I'm certain my family was sold on the recipe because I came home with only 2 rolls left, out of the 3 dozen that I made.
Before making the rolls, you need to make a batch of mashed potatoes and reserve one cup of mashed potatoes. I love making Ree Drummond's mashed potatoes.
Mother's Home Made Rolls:
Soften yeast in water. Add shortening, sugar, salt, and mashed potatoes to scald the milk. Cool to lukewarm. Add yeast and beaten eggs. Add flour and mix thoroughly. Knead 5-10 minutes. (This step is extremely important. I kneaded for 10 minutes straight)

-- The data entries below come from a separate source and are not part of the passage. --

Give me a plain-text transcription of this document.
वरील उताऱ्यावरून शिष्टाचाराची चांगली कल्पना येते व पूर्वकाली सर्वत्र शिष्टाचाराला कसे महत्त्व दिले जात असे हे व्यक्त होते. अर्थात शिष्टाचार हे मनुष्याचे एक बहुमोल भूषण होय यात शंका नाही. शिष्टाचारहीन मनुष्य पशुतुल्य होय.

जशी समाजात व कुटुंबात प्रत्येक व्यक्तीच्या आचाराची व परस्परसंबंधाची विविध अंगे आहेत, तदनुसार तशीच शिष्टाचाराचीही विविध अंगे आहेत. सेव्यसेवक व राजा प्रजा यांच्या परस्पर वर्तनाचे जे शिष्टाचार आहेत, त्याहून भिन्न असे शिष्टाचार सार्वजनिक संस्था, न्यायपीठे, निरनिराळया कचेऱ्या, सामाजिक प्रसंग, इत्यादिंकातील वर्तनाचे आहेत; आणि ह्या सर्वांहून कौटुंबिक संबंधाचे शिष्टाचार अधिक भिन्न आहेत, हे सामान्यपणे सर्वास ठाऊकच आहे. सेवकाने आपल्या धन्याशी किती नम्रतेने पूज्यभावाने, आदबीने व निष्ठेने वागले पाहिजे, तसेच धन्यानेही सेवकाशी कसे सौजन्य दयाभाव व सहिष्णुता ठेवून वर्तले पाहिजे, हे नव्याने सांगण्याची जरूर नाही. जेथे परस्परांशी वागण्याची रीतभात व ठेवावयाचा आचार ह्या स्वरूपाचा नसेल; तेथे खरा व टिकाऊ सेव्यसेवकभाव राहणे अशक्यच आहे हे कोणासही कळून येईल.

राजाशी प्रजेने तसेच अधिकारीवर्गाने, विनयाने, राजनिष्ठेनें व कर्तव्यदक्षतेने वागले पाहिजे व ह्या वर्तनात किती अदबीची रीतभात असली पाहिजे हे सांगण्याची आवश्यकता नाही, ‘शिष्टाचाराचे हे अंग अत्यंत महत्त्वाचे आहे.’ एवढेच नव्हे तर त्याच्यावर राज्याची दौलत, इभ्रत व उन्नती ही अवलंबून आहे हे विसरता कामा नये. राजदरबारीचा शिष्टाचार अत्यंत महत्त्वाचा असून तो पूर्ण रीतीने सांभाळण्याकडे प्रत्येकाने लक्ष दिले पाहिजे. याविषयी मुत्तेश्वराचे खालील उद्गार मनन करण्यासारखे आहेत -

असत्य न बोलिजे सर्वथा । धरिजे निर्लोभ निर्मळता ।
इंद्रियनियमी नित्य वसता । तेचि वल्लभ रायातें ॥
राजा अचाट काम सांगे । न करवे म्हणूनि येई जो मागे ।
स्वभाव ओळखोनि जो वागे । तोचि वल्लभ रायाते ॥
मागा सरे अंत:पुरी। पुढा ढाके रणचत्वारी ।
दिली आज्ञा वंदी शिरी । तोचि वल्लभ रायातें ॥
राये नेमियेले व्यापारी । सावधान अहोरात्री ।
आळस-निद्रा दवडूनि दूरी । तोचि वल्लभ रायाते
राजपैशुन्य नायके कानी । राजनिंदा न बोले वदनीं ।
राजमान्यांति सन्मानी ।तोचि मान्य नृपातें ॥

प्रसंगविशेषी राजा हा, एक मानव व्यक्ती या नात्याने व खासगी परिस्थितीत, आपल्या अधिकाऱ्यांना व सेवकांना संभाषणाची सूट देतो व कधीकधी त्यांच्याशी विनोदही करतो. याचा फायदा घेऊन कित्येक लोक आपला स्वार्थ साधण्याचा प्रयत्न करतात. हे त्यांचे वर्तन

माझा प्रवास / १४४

Placed in greased bowl and brush lightly with melted fat. Cover with cloth. (You can use a heating pad on high heat, and place the bowl on the heating pad. This will add some extra warmth to your dough. Allow 3 hours or more to allow your dough to rise) Punch down dough. Shape dough into balls, and place aside. Allow the rolls to rise, or double in size.
Bake at 425 degrees for 10 minutes or longer. If your using cast iron, the baking time will be shorter. Will make 3-4 dozen.